Just thought I'd show my first effort at making something from scratch (built kits etc before).
I attempted to make a ticket box, it's a pretty rough looking/ run down (due to my non existent skill with using tools:laugh:, should make something nicer.
Anyway though, I'm not a rivet counter so should do for now


----------



## DonR (Oct 18, 2012)

El Stoopid here. 

I've tried. I cannot figure out what it is. :dunno:

Don


----------



## Ml-toys (Dec 19, 2013)

DonR said:


> El Stoopid here.
> 
> I've tried.
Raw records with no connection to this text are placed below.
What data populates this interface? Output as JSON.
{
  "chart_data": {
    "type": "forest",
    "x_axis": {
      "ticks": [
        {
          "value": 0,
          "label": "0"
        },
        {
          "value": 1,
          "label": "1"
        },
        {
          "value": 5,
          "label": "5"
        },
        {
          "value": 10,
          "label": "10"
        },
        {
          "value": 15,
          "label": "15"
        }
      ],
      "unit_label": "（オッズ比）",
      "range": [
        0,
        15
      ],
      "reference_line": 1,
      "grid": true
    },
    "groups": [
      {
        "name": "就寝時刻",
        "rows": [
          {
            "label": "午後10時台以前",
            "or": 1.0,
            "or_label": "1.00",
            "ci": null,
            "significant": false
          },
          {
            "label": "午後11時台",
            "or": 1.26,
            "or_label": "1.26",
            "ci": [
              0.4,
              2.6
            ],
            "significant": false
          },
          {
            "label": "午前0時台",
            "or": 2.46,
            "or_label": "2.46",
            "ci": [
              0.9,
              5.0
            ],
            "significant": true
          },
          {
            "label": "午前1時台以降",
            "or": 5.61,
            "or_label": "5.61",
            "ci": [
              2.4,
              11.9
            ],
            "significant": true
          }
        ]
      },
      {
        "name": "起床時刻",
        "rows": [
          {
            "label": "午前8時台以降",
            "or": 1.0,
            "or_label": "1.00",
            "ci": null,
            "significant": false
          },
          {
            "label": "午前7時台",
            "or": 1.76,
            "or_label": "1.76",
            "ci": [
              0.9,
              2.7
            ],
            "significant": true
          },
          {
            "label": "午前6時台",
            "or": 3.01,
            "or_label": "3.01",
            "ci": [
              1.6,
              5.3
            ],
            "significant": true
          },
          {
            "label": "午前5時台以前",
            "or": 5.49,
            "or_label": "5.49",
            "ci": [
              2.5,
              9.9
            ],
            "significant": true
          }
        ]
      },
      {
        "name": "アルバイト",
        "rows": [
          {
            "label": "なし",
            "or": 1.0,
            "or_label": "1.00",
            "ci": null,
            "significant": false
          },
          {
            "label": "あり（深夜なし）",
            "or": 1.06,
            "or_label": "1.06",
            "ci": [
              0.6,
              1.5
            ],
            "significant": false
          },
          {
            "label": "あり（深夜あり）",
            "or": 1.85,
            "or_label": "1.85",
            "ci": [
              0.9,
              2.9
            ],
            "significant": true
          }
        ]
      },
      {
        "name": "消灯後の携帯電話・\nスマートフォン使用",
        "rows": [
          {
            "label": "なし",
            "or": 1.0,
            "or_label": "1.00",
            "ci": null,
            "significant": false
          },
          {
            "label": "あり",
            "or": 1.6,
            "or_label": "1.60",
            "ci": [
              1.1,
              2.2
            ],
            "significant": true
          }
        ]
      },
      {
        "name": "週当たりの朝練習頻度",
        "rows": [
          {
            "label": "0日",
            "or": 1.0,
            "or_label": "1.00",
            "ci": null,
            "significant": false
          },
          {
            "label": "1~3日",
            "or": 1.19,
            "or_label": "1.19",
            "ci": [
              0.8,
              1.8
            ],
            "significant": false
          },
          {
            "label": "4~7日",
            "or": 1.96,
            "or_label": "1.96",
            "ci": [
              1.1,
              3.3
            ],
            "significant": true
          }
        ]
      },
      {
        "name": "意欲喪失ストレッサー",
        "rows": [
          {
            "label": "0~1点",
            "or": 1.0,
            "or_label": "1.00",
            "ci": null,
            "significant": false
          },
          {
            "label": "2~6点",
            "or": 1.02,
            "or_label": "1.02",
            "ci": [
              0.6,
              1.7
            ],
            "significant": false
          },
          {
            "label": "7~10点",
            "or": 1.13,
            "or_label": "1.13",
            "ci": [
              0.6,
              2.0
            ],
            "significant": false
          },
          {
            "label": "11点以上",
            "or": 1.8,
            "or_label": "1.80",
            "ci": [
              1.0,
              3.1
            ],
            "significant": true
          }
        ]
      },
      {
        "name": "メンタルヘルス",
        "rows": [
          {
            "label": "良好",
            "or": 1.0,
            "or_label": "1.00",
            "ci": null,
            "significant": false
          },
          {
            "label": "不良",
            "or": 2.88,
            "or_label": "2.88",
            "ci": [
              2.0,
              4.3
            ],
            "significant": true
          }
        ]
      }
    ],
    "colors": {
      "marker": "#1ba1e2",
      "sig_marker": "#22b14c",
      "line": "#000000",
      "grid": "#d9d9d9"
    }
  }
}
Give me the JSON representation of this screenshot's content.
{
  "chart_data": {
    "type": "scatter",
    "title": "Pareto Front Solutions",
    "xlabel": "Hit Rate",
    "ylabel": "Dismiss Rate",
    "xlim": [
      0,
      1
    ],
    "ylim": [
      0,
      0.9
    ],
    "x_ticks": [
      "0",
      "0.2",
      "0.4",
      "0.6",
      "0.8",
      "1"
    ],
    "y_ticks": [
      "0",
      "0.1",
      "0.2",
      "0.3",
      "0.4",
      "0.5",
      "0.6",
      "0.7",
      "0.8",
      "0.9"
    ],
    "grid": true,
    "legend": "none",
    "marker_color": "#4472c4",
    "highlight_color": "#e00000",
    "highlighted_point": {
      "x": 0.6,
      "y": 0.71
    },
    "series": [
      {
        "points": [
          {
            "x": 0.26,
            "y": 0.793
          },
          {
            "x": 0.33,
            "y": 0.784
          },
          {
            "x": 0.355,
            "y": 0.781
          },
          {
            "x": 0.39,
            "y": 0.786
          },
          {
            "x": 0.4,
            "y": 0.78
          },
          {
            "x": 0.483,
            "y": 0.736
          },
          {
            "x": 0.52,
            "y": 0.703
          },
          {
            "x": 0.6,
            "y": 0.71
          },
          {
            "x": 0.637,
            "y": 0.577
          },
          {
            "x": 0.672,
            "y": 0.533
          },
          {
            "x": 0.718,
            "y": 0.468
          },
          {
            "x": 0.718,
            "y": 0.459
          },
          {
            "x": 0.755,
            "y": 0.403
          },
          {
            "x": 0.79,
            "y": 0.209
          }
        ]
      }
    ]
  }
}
I cannot figure out what it is. :dunno:
> 
> Don


I am thinking its a walk up ticket booth, or suppose to be. Maybe


----------



## Big Ed (Jun 16, 2009)

I can't believe no one knows what a ticket booth is. :dunno:

I remember these, they are still around.

I notice this is built on a trailer.









So here is another for you.


----------



## trains galore (Jul 22, 2013)

Haha nice one on the bottom
Yeah mine is a bit weird, not really based on anything particular


----------



## Tarheelexpress (Aug 24, 2013)

I think it was a good attempt, you should add a price to the sides and, write ticket I the top front! 😎


----------



## Big Ed (Jun 16, 2009)

Tarheelexpress said:


> I think it was a good attempt, you should add a price to the sides and, write ticket I the top front! 😎


Add a little wood putty in the corners and touch up the paint in spots too.


----------



## trains galore (Jul 22, 2013)

Good ideas, what's wood putty, is it that stuff you put over the nails in woodworking so it just looks like wood


----------



## Tarheelexpress (Aug 24, 2013)

Yep, that's exactly what wood putty is, after you place it on the areas that need it, let it dry then you can smooth it out with a small file or sand paper. 😎


----------



## trains galore (Jul 22, 2013)

Right ok
That would make the edges smoother and then I can paint over it!


----------



## Tarheelexpress (Aug 24, 2013)

Be sure to post a before and after picture!


----------